Thank you so much in advance.
Admittedly the boot function from the boot package has a slightly non-intuitive aspect to it. But if you read the documentation (or look at the examples in the documentation) you'll see specific instructions about the statistic argument:
In all other cases statistic must take at least two arguments. The
first argument passed will always be the original data.
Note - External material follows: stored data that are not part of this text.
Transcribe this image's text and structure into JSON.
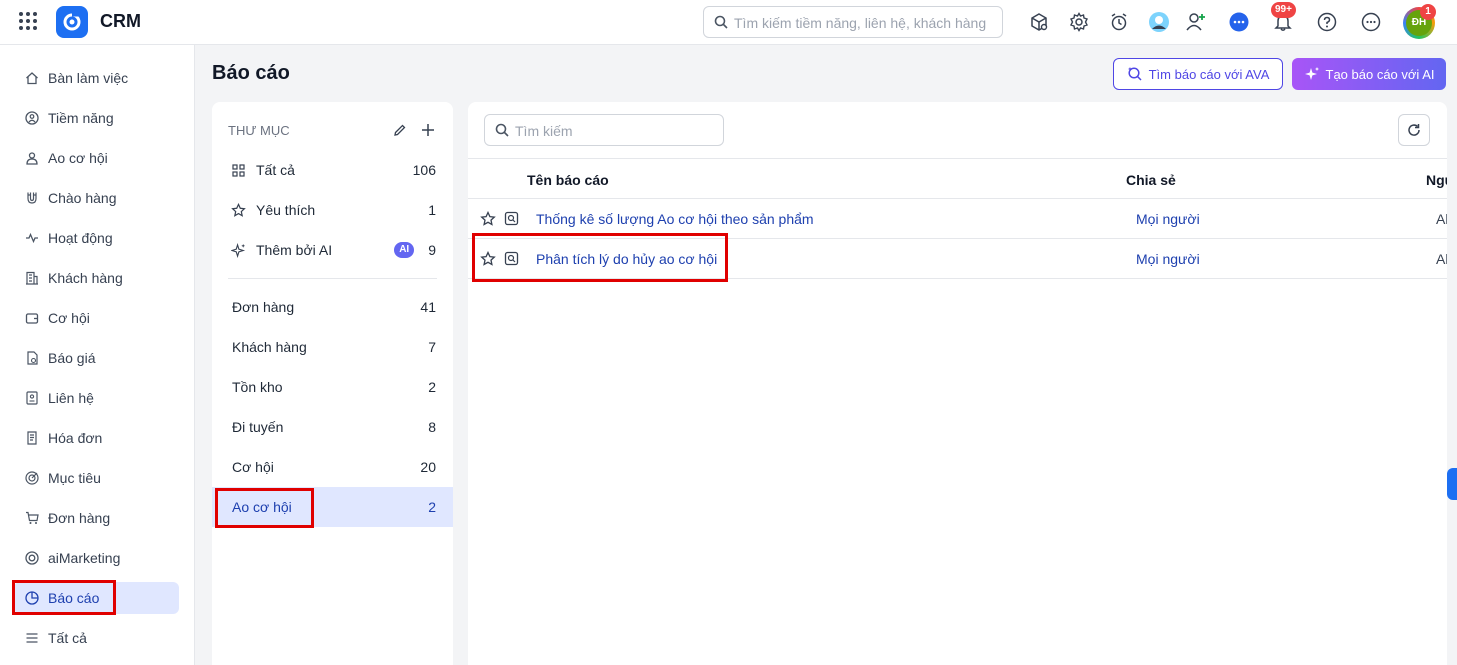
{
  "app": {
    "title": "CRM"
  },
  "top_search": {
    "placeholder": "Tìm kiếm tiềm năng, liên hệ, khách hàng"
  },
  "top_icons": [
    "package-search-icon",
    "gear-icon",
    "alarm-clock-icon",
    "user-avatar-icon",
    "add-user-icon",
    "chat-icon",
    "bell-icon",
    "help-icon",
    "more-icon"
  ],
  "notifications": {
    "badge": "99+"
  },
  "user": {
    "initials": "ĐH",
    "badge": "1"
  },
  "sidebar": {
    "items": [
      {
        "label": "Bàn làm việc",
        "icon": "home-icon"
      },
      {
        "label": "Tiềm năng",
        "icon": "target-user-icon"
      },
      {
        "label": "Ao cơ hội",
        "icon": "users-icon"
      },
      {
        "label": "Chào hàng",
        "icon": "magnet-icon"
      },
      {
        "label": "Hoạt động",
        "icon": "activity-icon"
      },
      {
        "label": "Khách hàng",
        "icon": "building-icon"
      },
      {
        "label": "Cơ hội",
        "icon": "wallet-icon"
      },
      {
        "label": "Báo giá",
        "icon": "file-dollar-icon"
      },
      {
        "label": "Liên hệ",
        "icon": "contact-card-icon"
      },
      {
        "label": "Hóa đơn",
        "icon": "receipt-icon"
      },
      {
        "label": "Mục tiêu",
        "icon": "goal-icon"
      },
      {
        "label": "Đơn hàng",
        "icon": "cart-icon"
      },
      {
        "label": "aiMarketing",
        "icon": "ai-marketing-icon"
      },
      {
        "label": "Báo cáo",
        "icon": "pie-chart-icon",
        "active": true
      },
      {
        "label": "Tất cả",
        "icon": "menu-icon"
      }
    ]
  },
  "page": {
    "title": "Báo cáo"
  },
  "actions": {
    "ava_label": "Tìm báo cáo với AVA",
    "ai_label": "Tạo báo cáo với AI"
  },
  "folders": {
    "title": "THƯ MỤC",
    "quick": [
      {
        "label": "Tất cả",
        "count": "106"
      },
      {
        "label": "Yêu thích",
        "count": "1"
      },
      {
        "label": "Thêm bởi AI",
        "count": "9",
        "chip": "AI"
      }
    ],
    "list": [
      {
        "label": "Đơn hàng",
        "count": "41"
      },
      {
        "label": "Khách hàng",
        "count": "7"
      },
      {
        "label": "Tồn kho",
        "count": "2"
      },
      {
        "label": "Đi tuyến",
        "count": "8"
      },
      {
        "label": "Cơ hội",
        "count": "20"
      },
      {
        "label": "Ao cơ hội",
        "count": "2",
        "active": true
      }
    ]
  },
  "reports": {
    "search_placeholder": "Tìm kiếm",
    "columns": {
      "name": "Tên báo cáo",
      "share": "Chia sẻ",
      "owner": "Ngư"
    },
    "rows": [
      {
        "name": "Thống kê số lượng Ao cơ hội theo sản phẩm",
        "share": "Mọi người",
        "owner": "Al"
      },
      {
        "name": "Phân tích lý do hủy ao cơ hội",
        "share": "Mọi người",
        "owner": "Al"
      }
    ]
  },
  "colors": {
    "accent": "#1d6ff2",
    "link": "#1e40af",
    "highlight": "#e00000",
    "active_bg": "#e0e7ff"
  }
}
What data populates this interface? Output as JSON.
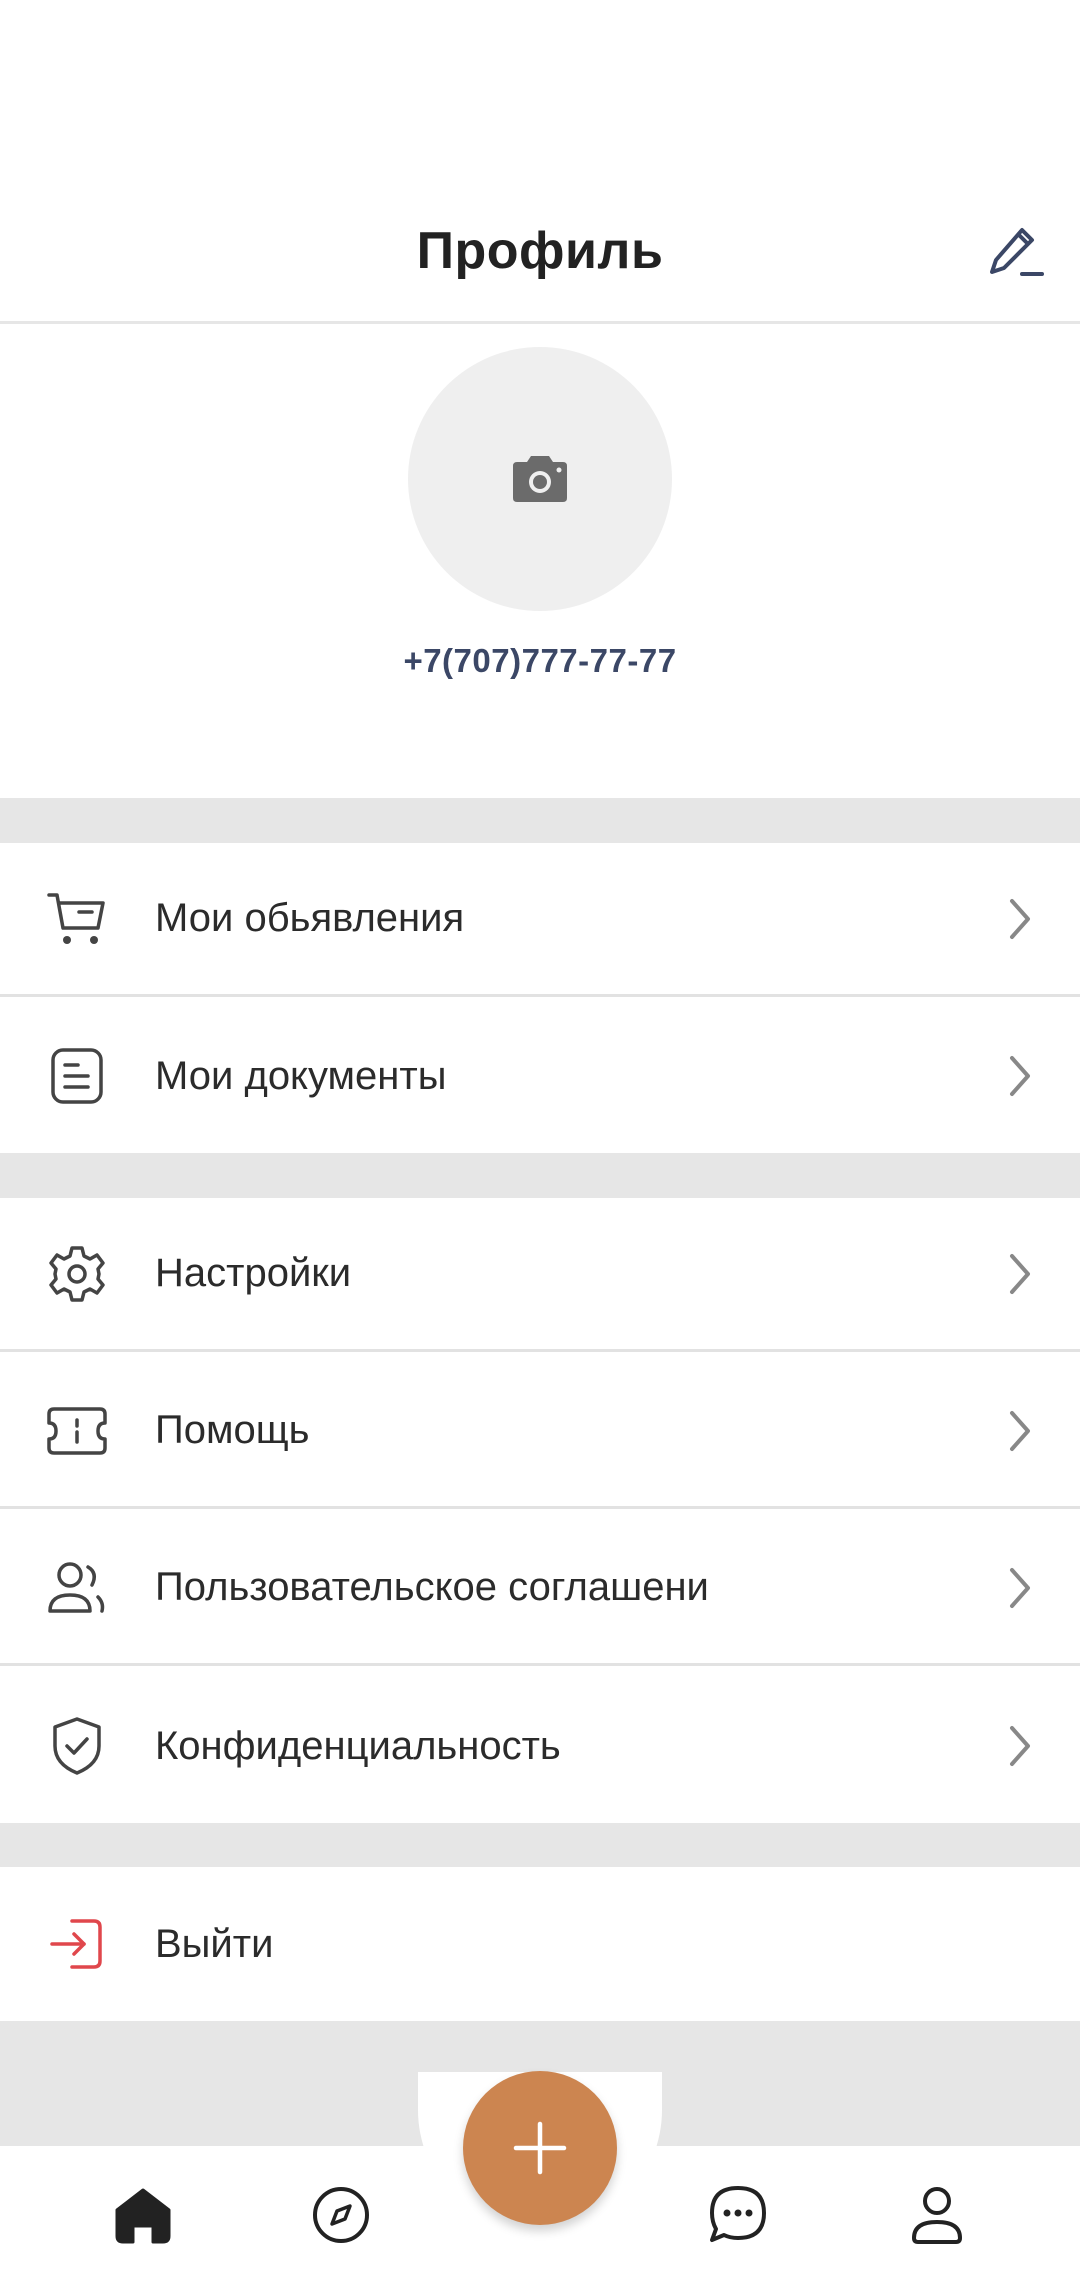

The second
will be a vector of indices, frequencies or weights which define the
bootstrap sample.
So instead of:
x <- rnorm(10)
boot(data = x,statistic = median,R = 1000)
You want this:
boot(data = x,statistic = function(x,i) median(x[i]),R = 1000)
Once you're that far, the function boot.ci() can be used to compute the confidence intervals (only some of them are available in this particular example I believe).
b <- boot(data = x,statistic = function(x,i) median(x[i]),R = 1000)
boot.ci(b)
Though the answer by #joran is right, since I already had code tested, with the CI computation, here it goes.
library(boot)
bootMedian <- function(data, indices) median(data[indices])
b <- boot(Total, bootMedian, R = 1000)
boot.ci(b)
This is how you would "roll your own" bootrap:
# number of bootstrap replicates
B <- 10000
# create empty storage container
result_vec <- vector(length=B)
for(b in 1:B) {
# draw a bootstrap sample
this_sample <- sample(Total, size=length(Total), replace=TRUE)
# calculate your statistic
m <- median(this_sample)
# save your calucated statistic
result_vec[b] <- m
}
# then probably draw a histogram of your bootstrapped replicates
hist(result_vec)
# get 95% confidence interval
result_vec <- result_vec[order(result_vec)]
lower_bound <- result_vec[round(0.025*B)]
upper_bound <- result_vec[round(0.0975*B)]
I use the standard normal random generator in this code:
B <- i
bs.result <- matrix(NA, nrow=i, ncol=...)
for (b in 1:i) {
sample.n <- rnorm(n, mean-..., sd=...)
optim.b <- optim(c(mu=0, sd=1), loglik, control=list(fnscale=-1), z=sample.n)
bs.result <- c(optim.b$par, optim.b$converge)
}
With the last column of the table you can check whether your optimize function had converged.